Porém, antes de poder ver meu casal preferido juntos novamente, tive que sofrer com a Stephanie em cativeiro, com a apreensão de se aquele experimento daria certo ou não e se ela e os que amava seriam mortos de uma hora para outra e de maneiras tão sórdidas. Claro, que como sempre o Richard, como bom príncipe, amorzinho e marido apaixonado que é, chegou bem na hora de evitar um desastre!
Achei que poderia respirar tranquila daí por diante, mas não... a autora foi lá e largou mais uma bomba, ou melhor duas, no colo do casal. Foi triste ver aquilo e ao mesmo tempo emocionante. Entendia as razões da Stephanie por não querer, mas ao mesmo tempo via o sonho do Richard minguar, até que a Rachel, mãe da Stephanie, foi lá e salvou o dia. Deus, mais uma vez ia morrer do coração, tinha certeza que infartaria. A Rachel entrou com uma fúria leonina, que eu nunca tinha visto, falou e mostrou poucas e boas, e acabou salvando a vida dos nossos personagens. Mais uma vez achei que poderia respirar, ufaaaa...

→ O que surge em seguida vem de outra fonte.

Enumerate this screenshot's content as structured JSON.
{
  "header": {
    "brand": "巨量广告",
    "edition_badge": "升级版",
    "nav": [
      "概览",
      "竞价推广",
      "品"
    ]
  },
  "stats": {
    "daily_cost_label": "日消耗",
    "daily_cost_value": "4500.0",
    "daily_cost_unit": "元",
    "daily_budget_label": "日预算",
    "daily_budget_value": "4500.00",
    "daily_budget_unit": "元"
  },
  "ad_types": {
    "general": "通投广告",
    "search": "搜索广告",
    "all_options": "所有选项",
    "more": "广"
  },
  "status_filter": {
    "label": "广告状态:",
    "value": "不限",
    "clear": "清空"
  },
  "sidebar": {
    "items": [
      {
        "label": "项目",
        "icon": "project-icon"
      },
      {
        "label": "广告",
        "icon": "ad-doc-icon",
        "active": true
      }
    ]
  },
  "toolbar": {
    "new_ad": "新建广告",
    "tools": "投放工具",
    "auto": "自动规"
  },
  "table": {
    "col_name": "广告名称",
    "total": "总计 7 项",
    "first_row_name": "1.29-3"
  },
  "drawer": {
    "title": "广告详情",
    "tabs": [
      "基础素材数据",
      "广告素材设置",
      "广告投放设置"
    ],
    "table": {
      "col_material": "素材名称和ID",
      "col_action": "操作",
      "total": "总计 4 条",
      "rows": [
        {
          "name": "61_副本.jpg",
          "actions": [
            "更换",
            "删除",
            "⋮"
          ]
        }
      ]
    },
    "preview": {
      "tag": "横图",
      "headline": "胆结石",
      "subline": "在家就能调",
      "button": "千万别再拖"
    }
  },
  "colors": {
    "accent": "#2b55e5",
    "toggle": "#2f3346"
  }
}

Aí chegou o dia em que o coração da Stephanie parou. Pensei, vou morrer junto, é agora que tenho um infarto! Vi todo o sofrimento dela, o jeito que o Richard ajudou com os procedimentos e quando ela encabulada retirou as mãos do rosto, olhou para o marido, que aos prantos segurava seus presentes, e eu deu um grito... gritei junto, exultante e cheia de felicidade, mais uma vez para desespero dos vizinhos (kkkk).
Tudo bem, a autora quase me matou do coração umas três vezes, no mínimo, mas valeu cada segundo, só para poder ver esse casal brincando na sala de casa, conversando sobre o futuro e sobre como cuidariam de seus pequenos "problemas". É muito amor envolvido, fui conquistada mais uma vez, me rendi a escrita da Márcia de vez!